Up to 76.1 percent of females and 64 percent of males stated that they are “very afraid” or “afraid enough” of the arrival of migrants.
“The biggest fears were expressed by respondents over 65, the least by people aged 18-24,” said sociologists Miroslav Bahna and Robert Klobucký, as quoted by TASR.
Close to two thirds of the respondents (63.9 percent) also think that refugees do not want to come to Slovakia. Only 7.1 percent of those asked are convinced that their target destination could be Slovakia upon arrival in Europe, Bahna and Klobucký added.

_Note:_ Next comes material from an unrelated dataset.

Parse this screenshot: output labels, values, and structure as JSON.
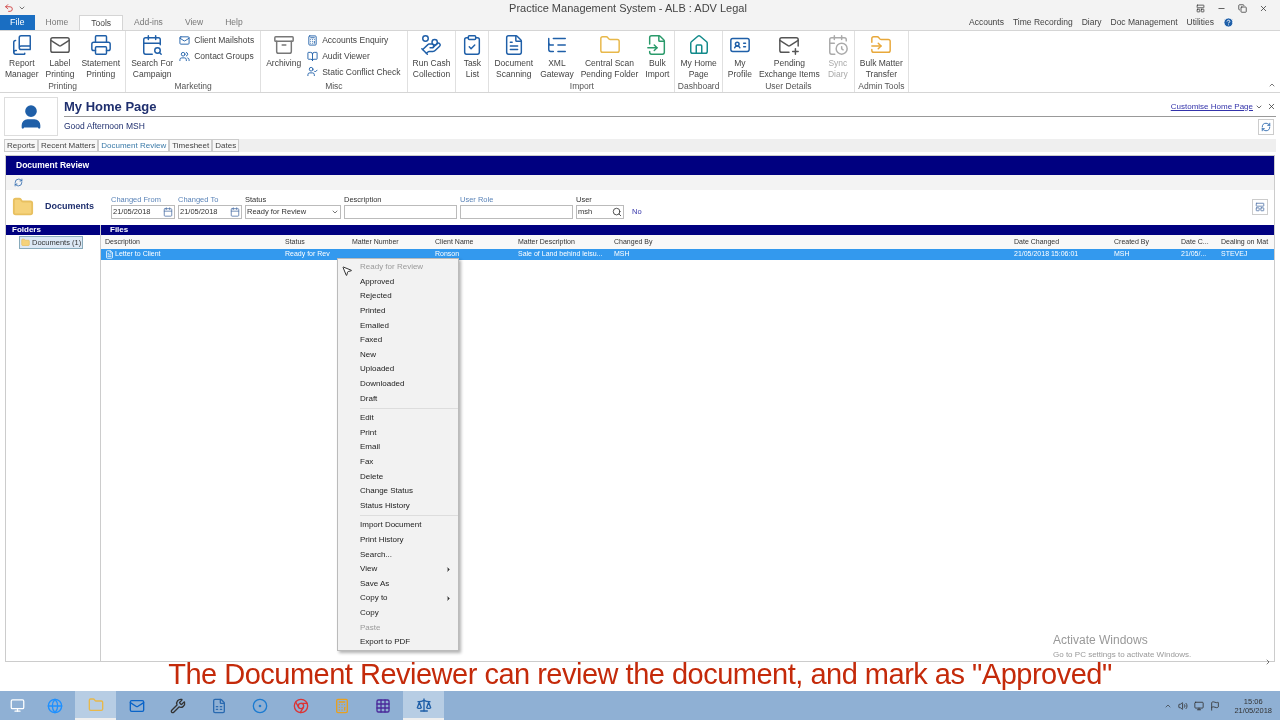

Almost half (49 percent) of the respondents want refugees to be helped only in unavoidable cases, while 19.4 percent do not think that any help at all should be provided.
“People that are less afraid about their arrival tend to lean towards helping the refugees, along with those who describe themselves as deeply religious,” the sociologists said, as quoted by TASR. “Conversely, the least willing to help are people from towns with over 50,000 inhabitants.”
The most important reasons for fearing refugees are increases in crime and in the danger of attacks by Muslim extremists, with around four out of ten respondents stating both these reasons. Fears concerning the failure to adapt and costs relating to accepting migrants were mentioned less often.